I am in a similar position, my UK issued ATPLH is up to date with a valid type rating (issued in Finland this year) - it seems that Malta would accept this and allow me to transfer my licence to their nation and let me fly EU registered aircraft.

justasmallfire 24th Oct 2021 14:09

Your UK issued EASA is now a UK licence.if you put any renewals onto it where you need to send it back to UK CAA it will come back without any mention of EASA printed onto it. You can currently fly only G reg aircraft on this licence. If you want an EASA licence aswell you have missed the cut off date to transfer but in the future this may change.( Theres a possibility to apply initial EASA through for instance with Malta,for a separate stand alone EASA licence based on previous taken ATPL exams) When you next renew your class one it will only have UK CAA printed onto it aswell .

[email protected] 24th Oct 2021 18:01

justasmallfire - thanks for that :ok:

Sketretal 25th Oct 2021 14:38

Thanks crab & rudestuff :ok:

HeliboyDreamer 26th Oct 2021 10:14

There is one thing that I am not clear with the example of Malta, that is if you convert your UK license (as opposed to validate) will you loose your UK license or can you keep both if you are successful in the process?

Hot_LZ 26th Oct 2021 13:55

You wouldn't be converting your licence. You would be using your U.K. licence to validate your experience for the issue of an EASA licence.

LZ

cyclic 27th Oct 2021 07:27


Originally Posted by Joel_Bates (Post 11131089)
Are you 100% sure that EASA licence holders can operate G reg? Will EASA holders after 2022 have to resit all 14 ATPL's again if they want to obtain a UK CAA license as well?

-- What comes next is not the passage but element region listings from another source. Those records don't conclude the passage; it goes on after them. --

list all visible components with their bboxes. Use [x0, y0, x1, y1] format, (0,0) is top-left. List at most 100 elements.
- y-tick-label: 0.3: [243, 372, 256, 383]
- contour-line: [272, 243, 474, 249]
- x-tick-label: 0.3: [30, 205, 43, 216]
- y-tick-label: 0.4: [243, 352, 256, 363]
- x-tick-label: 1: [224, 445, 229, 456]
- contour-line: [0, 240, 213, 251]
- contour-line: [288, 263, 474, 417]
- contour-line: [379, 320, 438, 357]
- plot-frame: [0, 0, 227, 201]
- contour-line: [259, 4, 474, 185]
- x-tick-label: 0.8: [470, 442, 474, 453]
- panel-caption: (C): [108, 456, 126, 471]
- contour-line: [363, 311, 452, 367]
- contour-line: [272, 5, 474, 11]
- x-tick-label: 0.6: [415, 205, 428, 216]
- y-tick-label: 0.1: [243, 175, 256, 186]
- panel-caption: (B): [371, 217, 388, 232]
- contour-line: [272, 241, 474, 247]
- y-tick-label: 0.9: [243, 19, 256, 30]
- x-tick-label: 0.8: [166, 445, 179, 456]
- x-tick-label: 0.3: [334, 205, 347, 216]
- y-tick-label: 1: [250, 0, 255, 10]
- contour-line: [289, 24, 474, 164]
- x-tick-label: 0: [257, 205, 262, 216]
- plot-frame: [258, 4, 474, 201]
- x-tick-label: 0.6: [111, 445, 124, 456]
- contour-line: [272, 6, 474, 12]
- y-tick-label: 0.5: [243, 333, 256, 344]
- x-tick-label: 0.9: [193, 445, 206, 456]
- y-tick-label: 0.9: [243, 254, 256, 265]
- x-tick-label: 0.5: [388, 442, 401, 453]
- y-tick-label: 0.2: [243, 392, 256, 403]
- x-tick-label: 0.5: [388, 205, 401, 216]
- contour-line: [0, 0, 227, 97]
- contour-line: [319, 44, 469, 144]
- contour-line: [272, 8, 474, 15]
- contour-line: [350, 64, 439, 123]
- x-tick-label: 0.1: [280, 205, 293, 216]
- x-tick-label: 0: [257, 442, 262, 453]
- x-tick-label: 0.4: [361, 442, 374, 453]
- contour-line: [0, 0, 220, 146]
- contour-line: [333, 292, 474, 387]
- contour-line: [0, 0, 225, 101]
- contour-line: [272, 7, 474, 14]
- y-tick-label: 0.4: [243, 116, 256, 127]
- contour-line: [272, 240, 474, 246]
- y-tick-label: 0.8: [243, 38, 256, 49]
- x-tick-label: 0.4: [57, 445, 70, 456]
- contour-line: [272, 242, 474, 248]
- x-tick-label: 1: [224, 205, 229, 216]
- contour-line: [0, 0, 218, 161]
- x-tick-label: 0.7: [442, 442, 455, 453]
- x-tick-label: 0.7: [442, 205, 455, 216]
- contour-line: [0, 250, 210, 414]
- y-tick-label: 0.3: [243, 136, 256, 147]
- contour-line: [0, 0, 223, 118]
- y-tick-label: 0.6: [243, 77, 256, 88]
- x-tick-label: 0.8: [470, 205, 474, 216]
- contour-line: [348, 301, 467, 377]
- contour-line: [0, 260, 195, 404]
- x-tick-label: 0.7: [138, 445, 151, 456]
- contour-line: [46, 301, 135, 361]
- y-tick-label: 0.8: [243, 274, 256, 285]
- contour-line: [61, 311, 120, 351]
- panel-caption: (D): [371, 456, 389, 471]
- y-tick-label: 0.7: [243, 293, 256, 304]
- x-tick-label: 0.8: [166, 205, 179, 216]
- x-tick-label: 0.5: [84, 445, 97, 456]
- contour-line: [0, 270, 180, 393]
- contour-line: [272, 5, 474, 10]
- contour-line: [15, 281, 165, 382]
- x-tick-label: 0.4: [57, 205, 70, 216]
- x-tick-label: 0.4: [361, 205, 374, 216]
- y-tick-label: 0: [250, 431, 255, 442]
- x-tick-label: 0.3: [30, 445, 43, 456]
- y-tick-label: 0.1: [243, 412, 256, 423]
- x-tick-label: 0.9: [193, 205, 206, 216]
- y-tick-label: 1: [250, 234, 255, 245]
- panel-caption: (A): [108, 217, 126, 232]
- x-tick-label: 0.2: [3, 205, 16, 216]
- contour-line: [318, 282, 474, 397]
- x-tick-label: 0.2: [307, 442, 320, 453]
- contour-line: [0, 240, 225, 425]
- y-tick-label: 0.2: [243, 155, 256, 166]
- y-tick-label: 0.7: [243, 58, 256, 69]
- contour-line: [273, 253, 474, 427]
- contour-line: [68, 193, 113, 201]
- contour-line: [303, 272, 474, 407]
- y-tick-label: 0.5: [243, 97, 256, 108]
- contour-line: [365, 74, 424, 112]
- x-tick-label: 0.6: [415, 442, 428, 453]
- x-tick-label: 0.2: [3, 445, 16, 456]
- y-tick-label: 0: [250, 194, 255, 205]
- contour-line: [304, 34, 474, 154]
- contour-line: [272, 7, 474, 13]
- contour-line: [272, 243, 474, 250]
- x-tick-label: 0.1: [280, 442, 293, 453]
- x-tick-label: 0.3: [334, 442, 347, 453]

Yes, under validation until Dec 2022. Post this date who knows but why would you wait to find out? Perhaps if there are some mutual licensing agreements between the UK and the EU by 2023 then it may still be possible to get an EASA licence but judging by the freedoms, cabotage etc. that have been negotiated so far, I seriously doubt that this is going to happen anytime soon. As with all things EU, there are a lot of states that have to be in agreement and we have to accept that we are very much a third country in the eyes of EASA.